A teenage driver distracted by a cellphone was blamed for a 10-vehicle accident last October in York, Maine.
AJ St. Hilaire—Portsmouth Herald/AP

Last fall, a 17-year-old driver in Maine caused a 10-vehicle accident when she drove through a red light. According to police, the teen driver never noticed the light was red because—you guessed it—she was looking at her cellphone.

Luckily no one died in that accident. But the incident is part of a larger epidemic that is most certainly killing people on America's roads. Even as cars themselves are becoming safer thanks to better technology and design, the rise of smartphones has been correlated to higher rates of road accidents and traffic fatalities, insurance experts say.
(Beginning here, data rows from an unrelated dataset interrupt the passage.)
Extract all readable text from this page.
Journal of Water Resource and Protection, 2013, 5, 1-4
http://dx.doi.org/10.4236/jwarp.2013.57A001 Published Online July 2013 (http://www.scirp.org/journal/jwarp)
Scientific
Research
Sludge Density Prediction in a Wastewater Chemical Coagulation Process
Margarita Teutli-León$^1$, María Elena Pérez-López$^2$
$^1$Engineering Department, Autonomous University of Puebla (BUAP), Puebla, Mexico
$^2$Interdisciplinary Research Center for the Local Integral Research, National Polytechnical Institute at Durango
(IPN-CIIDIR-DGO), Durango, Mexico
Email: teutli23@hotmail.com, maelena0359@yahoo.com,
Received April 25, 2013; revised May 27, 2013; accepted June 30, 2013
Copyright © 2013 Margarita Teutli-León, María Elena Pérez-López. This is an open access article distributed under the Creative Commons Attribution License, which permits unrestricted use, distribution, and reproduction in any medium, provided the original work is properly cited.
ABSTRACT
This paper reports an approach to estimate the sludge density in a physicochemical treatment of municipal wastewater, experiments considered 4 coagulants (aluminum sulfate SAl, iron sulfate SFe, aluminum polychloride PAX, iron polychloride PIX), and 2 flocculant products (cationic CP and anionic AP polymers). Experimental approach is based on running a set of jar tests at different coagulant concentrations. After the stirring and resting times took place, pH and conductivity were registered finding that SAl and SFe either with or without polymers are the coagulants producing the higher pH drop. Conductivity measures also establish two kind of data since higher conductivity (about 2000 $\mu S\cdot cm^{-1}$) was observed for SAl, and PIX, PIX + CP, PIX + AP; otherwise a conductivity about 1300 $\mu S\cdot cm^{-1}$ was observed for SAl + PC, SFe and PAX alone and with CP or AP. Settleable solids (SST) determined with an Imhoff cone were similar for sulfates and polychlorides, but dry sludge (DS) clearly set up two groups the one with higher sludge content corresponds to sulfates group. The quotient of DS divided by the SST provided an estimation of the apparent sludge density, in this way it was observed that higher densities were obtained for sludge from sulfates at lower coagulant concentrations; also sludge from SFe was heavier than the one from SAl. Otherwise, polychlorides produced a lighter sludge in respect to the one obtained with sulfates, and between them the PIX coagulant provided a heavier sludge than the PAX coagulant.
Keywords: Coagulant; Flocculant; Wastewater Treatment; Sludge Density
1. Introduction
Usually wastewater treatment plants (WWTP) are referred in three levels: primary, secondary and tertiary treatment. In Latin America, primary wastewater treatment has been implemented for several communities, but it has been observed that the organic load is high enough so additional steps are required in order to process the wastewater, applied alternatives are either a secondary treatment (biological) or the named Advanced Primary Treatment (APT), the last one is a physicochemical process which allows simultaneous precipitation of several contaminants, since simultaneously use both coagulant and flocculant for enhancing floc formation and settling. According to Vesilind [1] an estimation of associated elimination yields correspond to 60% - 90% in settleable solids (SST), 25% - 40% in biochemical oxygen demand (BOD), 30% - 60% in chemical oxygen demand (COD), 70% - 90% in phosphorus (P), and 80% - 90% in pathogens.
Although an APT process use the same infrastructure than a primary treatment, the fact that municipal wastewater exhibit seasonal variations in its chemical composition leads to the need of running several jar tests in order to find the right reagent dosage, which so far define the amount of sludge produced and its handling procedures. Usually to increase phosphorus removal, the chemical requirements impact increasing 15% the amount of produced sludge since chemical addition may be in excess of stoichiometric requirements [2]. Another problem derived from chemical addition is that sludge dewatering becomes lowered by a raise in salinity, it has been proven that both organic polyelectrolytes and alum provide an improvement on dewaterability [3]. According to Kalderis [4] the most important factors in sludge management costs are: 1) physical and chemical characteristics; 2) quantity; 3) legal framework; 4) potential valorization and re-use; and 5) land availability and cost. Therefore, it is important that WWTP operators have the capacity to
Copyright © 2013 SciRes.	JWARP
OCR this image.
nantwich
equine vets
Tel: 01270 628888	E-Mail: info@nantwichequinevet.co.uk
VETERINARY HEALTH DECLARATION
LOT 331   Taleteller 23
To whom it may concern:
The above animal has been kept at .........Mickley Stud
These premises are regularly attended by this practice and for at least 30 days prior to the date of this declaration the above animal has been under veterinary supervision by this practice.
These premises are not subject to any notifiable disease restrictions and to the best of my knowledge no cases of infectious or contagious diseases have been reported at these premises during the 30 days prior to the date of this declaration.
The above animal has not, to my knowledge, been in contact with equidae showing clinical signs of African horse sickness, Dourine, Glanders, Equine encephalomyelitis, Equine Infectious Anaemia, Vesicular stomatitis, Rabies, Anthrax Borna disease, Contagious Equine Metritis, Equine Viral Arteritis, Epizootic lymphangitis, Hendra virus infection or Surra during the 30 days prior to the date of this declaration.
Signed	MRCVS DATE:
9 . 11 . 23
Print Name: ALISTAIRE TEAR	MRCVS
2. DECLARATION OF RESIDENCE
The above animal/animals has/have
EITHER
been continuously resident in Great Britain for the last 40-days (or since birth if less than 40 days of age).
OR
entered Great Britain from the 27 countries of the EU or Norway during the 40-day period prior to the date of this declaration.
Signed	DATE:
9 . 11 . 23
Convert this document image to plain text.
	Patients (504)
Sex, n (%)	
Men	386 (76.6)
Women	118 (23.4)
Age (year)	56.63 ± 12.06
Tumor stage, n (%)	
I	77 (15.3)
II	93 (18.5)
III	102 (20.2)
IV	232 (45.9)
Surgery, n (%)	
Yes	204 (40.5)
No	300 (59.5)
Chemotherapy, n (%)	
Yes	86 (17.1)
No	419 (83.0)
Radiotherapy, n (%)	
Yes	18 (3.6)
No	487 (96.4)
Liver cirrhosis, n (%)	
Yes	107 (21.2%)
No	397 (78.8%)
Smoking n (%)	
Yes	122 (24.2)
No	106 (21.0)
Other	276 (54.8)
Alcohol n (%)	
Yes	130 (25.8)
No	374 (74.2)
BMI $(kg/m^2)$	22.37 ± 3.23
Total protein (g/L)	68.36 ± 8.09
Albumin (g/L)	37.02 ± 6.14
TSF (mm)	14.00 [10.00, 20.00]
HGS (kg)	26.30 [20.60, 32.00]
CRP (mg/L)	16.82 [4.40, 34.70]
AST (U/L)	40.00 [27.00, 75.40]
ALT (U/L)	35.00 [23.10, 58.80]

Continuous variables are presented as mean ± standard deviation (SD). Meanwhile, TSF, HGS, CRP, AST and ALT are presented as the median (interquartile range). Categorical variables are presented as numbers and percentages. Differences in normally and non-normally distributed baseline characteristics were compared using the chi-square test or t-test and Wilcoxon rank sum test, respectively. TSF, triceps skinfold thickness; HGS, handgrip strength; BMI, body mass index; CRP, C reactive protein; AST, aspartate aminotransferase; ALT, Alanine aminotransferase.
Last year 40,200 people died in traffic accidents, an increase of 14% over 2014.

Now auto insurers are jacking up premiums on drivers in response to the increase in collisions.

More accidents equate to higher costs for insurance companies, and insurers pass along these costs to customers. The Boston Globe reports that insurers plan on increasing auto premiums 3% to 6% on Massachusetts drivers this year, on top of increases of 6% to 9% in 2016. Insurers in North Carolina, meanwhile, have requested auto premium hikes averaging 13.8%, according to the Charlotte Observer. Drivers in neighboring South Carolina saw their auto insurance rates increase an average of 8.9% last year.

The increase smartphone usage behind the wheel is a significant reason behind the rising rates. “I would characterize distracted driving as a big factor,” Massachusetts Division of Insurance spokesman Chris Goetcheus told the Globe. “It’s resulting in more accidents out on the road.”

“Distracted driving was always there, but it just intensified as more applications for the smartphones became available,” said Bill Caldwell, executive vice president of property and casualty at Horace Mann Insurance, to the Wall Street Journal recently. The insurer plans on hiking auto insurance premiums an average of 8% this year on top of a 6.5% hike last year.

Young people appear to be disproportionately responsible for fatal road crashes involving a distracted driver—i.e. someone who might have been texting, scrolling through Snapchat messages, or using a navigation system. "Young drivers (age 16 to 24) have been observed manipulating electronic devices at higher rates than older drivers," the National Highway Traffic Safety Administration (NHTSA) reports, noting that 10% of drivers ages 15 to 19 involved in fatal crashes were distracted behind the wheel.

To be sure, distracted driving isn't the only reason rates are rising. The combination of cheap gas and an improving economy has resulted in more cars on the road, and more congestion is directly correlated to more accidents. What's more, the aftermath of the average accident has grown increasingly more expensive as well. Modern cars are packed with more high-tech features than their predecessors, so it costs more to repair them. In the past, it was “just fixing a bumper,” Allstate spokesperson Adam Polack explained to the Charlotte Observer. “Now it has a backup camera in it. So cars are more expensive to fix.”

Traffic accidents tend to involve lawsuits and medical bills as well, and since legal fees and health care costs have been rising faster than inflation, they too are pushing auto insurance rates skyward.

But if people paid attention to the road rather than their phones while driving, there would be fewer crashes—and fewer costs that insurers must cover.